Ces vents chauds ne sont point particuliers à l'Égypte; ils ont lieu en Syrie, plus cependant sur la côte et dans le désert que sur les montagnes. Niebuhr les a trouvés en Arabie, à Bombai, dans le Diarbekr; l'on en éprouve aussi en Perse, en Afrique, et même en Espagne: partout leurs effets se ressemblent, mais leur direction diffère selon les lieux. En Égypte, le plus violent vient du sud-sud-ouest; à la Mekke, il vient de l'est; à Surate, du nord; à Barsa, du nord-ouest; à Bagdad, de l'ouest; et en Syrie, du sud-est. Ce contraste, qui embarrasse au premier coup d'œil, devient à la réflexion le moyen de résoudre l'énigme. En examinant les sites géographiques, on trouve que c'est toujours des continents déserts que vient le vent chaud; et en effet, il est naturel que l'air qui couvre les immenses plaines de la Lybie et de l'Arabie, n'y trouvant ni ruisseaux, ni lacs, ni forêts, s'y échauffe par l'action d'un soleil ardent, par la réflexion du sable, et prenne le degré de chaleur et de sécheresse dont il est capable. S'il survient une cause quelconque qui détermine un courant à cette masse, elle s'y précipite, et porte avec elle les qualités étonnantes qu'elle a acquises. Il est si vrai que ces qualités sont dues à l'action du soleil sur les sables, que ces mêmes vents n'ont point dans toutes les saisons la même intensité. En Égypte, par exemple, on assure que les vents du sud, en décembre et janvier, sont aussi froids que le nord; et la raison en est que le soleil, passé à l'autre tropique, n'embrase plus l'Afrique septentrionale, et que l'Abissinie, si montueuse, est couverte de neige: il faut que le soleil se soit rapproché de l'équateur pour produire ces phénomènes. Par une raison semblable, le sud a un effet bien moindre en Chypre, où il arrive rafraîchi par les vapeurs de la Méditerranée. Dans cette île, c'est le nord qui le remplace; on s'y plaint qu'en été il est d'une chaleur insupportable, pendant qu'il est glacial en hiver: ce qui résulte évidemment de l'Asie mineure, qui, dans l'été, est embrasée, pendant qu'en hiver elle est couverte de glaces. Au reste, ce sujet offre une foule de problèmes faits pour piquer la curiosité d'un physicien. Ne serait-il pas en effet intéressant de savoir:
1º D'où vient ce rapport des saisons et de la marche du soleil à l'espèce des vents et aux régions d'où ils soufflent?

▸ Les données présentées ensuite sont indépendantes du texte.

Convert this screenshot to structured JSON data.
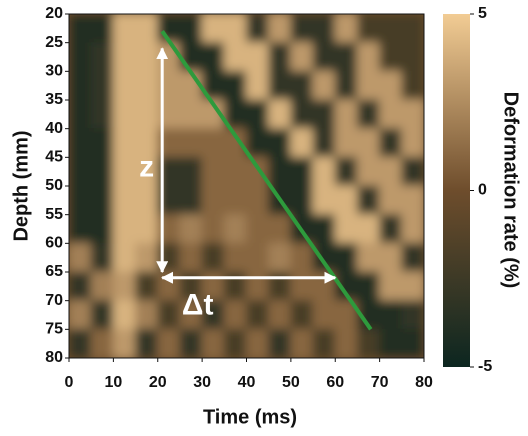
{
  "chart_data": {
    "type": "heatmap",
    "x_label": "Time (ms)",
    "y_label": "Depth (mm)",
    "colorbar_label": "Deformation rate (%)",
    "xlim": [
      0,
      80
    ],
    "xticks": [
      0,
      10,
      20,
      30,
      40,
      50,
      60,
      70,
      80
    ],
    "ylim": [
      20,
      80
    ],
    "yticks": [
      20,
      25,
      30,
      35,
      40,
      45,
      50,
      55,
      60,
      65,
      70,
      75,
      80
    ],
    "invert_y": true,
    "clim": [
      -5,
      5
    ],
    "cticks": [
      -5,
      0,
      5
    ],
    "colormap": [
      "#0c2620",
      "#6e4d2c",
      "#f2cc94"
    ],
    "x": [
      2.5,
      7.5,
      12.5,
      17.5,
      22.5,
      27.5,
      32.5,
      37.5,
      42.5,
      47.5,
      52.5,
      57.5,
      62.5,
      67.5,
      72.5,
      77.5
    ],
    "y": [
      22.5,
      27.5,
      32.5,
      37.5,
      42.5,
      47.5,
      52.5,
      57.5,
      62.5,
      67.5,
      72.5,
      77.5
    ],
    "values": [
      [
        -4,
        -4,
        4,
        4,
        -4,
        -4,
        4,
        4,
        -3,
        3,
        -3,
        -3,
        3,
        -2,
        -2,
        -2
      ],
      [
        -4,
        -3,
        4,
        4,
        3,
        -4,
        -4,
        4,
        4,
        -3,
        3,
        -3,
        -3,
        3,
        -2,
        -2
      ],
      [
        -4,
        -3,
        4,
        4,
        3,
        3,
        -4,
        -4,
        4,
        -3,
        -3,
        3,
        -3,
        3,
        3,
        -2
      ],
      [
        -4,
        -3,
        4,
        4,
        3,
        3,
        3,
        -4,
        -4,
        4,
        -3,
        -3,
        3,
        -3,
        3,
        3
      ],
      [
        -4,
        -4,
        4,
        4,
        1,
        1,
        1,
        1,
        -4,
        -4,
        4,
        -3,
        3,
        3,
        -3,
        3
      ],
      [
        -4,
        -4,
        4,
        4,
        -3,
        -3,
        1,
        1,
        1,
        -4,
        -4,
        4,
        -3,
        3,
        3,
        -3
      ],
      [
        -4,
        -4,
        4,
        4,
        -3,
        -3,
        1,
        1,
        1,
        -4,
        -4,
        4,
        4,
        -3,
        3,
        3
      ],
      [
        -4,
        -4,
        4,
        4,
        1,
        2,
        1,
        2,
        1,
        1,
        -4,
        -4,
        4,
        4,
        -3,
        3
      ],
      [
        2,
        -3,
        4,
        3,
        -2,
        1,
        -2,
        1,
        1,
        2,
        1,
        -4,
        -4,
        3,
        3,
        -3
      ],
      [
        -3,
        2,
        3,
        -2,
        1,
        -2,
        1,
        -2,
        1,
        -2,
        1,
        1,
        -4,
        -4,
        3,
        3
      ],
      [
        2,
        -3,
        4,
        2,
        -2,
        1,
        -3,
        1,
        -2,
        1,
        -2,
        1,
        1,
        -4,
        -4,
        -3
      ],
      [
        -3,
        1,
        3,
        -3,
        1,
        -3,
        1,
        -2,
        1,
        -3,
        1,
        -2,
        1,
        -2,
        -4,
        -4
      ]
    ],
    "lines": [
      {
        "x": [
          21,
          68
        ],
        "y": [
          23,
          75
        ],
        "color": "#2e9a3c"
      }
    ],
    "arrows": [
      {
        "x": [
          21,
          21
        ],
        "y": [
          26,
          65
        ],
        "color": "#ffffff"
      },
      {
        "x": [
          21,
          60
        ],
        "y": [
          66,
          66
        ],
        "color": "#ffffff"
      }
    ],
    "annotations": [
      {
        "text": "z",
        "x": 17.5,
        "y": 47
      },
      {
        "text": "Δt",
        "x": 29,
        "y": 71
      }
    ]
  }
}
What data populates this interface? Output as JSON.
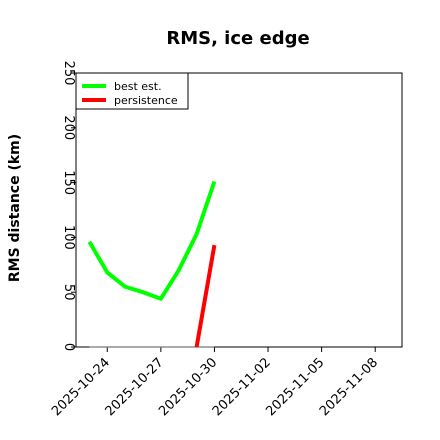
{
  "chart_data": {
    "type": "line",
    "title": "RMS, ice edge",
    "xlabel": "",
    "ylabel": "RMS distance (km)",
    "ylim": [
      0,
      250
    ],
    "xlim": [
      "2025-10-22T06:00",
      "2025-11-09T12:00"
    ],
    "yticks": [
      0,
      50,
      100,
      150,
      200,
      250
    ],
    "xticks": [
      "2025-10-24",
      "2025-10-27",
      "2025-10-30",
      "2025-11-02",
      "2025-11-05",
      "2025-11-08"
    ],
    "legend": {
      "position": "top-left"
    },
    "grid": false,
    "series": [
      {
        "name": "best est.",
        "color": "#00ff00",
        "points": [
          {
            "x": "2025-10-23T00:00",
            "y": 96
          },
          {
            "x": "2025-10-24T00:00",
            "y": 68
          },
          {
            "x": "2025-10-25T00:00",
            "y": 55
          },
          {
            "x": "2025-10-26T00:00",
            "y": 50
          },
          {
            "x": "2025-10-27T00:00",
            "y": 44
          },
          {
            "x": "2025-10-28T00:00",
            "y": 70
          },
          {
            "x": "2025-10-29T00:00",
            "y": 103
          },
          {
            "x": "2025-10-30T00:00",
            "y": 151
          }
        ]
      },
      {
        "name": "persistence",
        "color": "#ff0000",
        "points": [
          {
            "x": "2025-10-29T00:00",
            "y": 0
          },
          {
            "x": "2025-10-30T00:00",
            "y": 93
          }
        ]
      },
      {
        "name": "",
        "color": "#777777",
        "points": [
          {
            "x": "2025-10-23T00:00",
            "y": 0
          },
          {
            "x": "2025-10-30T00:00",
            "y": 0
          }
        ]
      }
    ]
  }
}
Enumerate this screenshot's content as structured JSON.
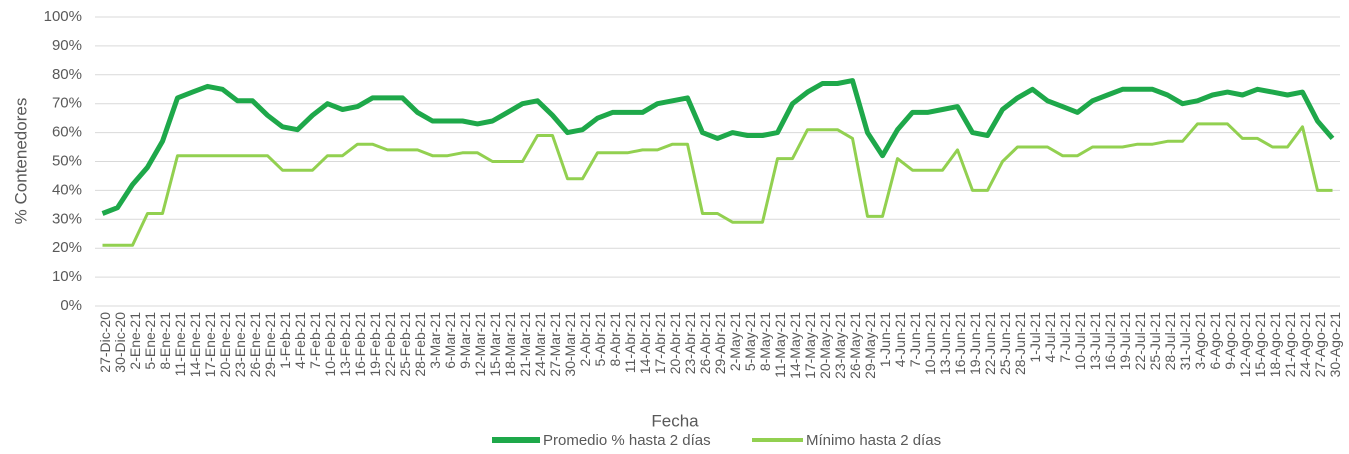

2º Pourquoi, sur toute la Méditerranée, les rumbs de nord sont les plus habituels, au point que sur 12 mois on peut dire qu'ils en règnent 9?
3º Pourquoi les vents d'est reviennent si régulièrement après les équinoxes, et pourquoi à cette époque il y a communément un coup de vent plus fort?
4º Pourquoi les rosées sont plus abondantes en été qu'en hiver; et pourquoi les nuages étant un effet de l'évaporation de la mer, et l'évaporation étant plus forte l'été que l'hiver, il y a cependant plus de nuages l'hiver que l'été?
5º Enfin pourquoi la pluie est si rare en Égypte, et pourquoi les nuages se rendent de préférence en Abissinie?
Mais il est temps d'achever le tableau physique que j'ai commencé.
45
Lorsqu'il tombe de la pluie en Égypte et en Palestine, c'est une joie générale de la part du peuple; il s'assemble dans les rues, il chante, il s'agite et crie à pleine tête, Ya, allah! ya mobârek! c'est-à-dire: O dieu! ô béni! etc.
46
En arabe, kamsîn; mais le k représente le jota espagnol, ou ch allemand.
47
Les Arabes du désert les appellent semoum ou poison; et les Turks châmyelé ou vent de Syrie, dont on a fait vent samiel.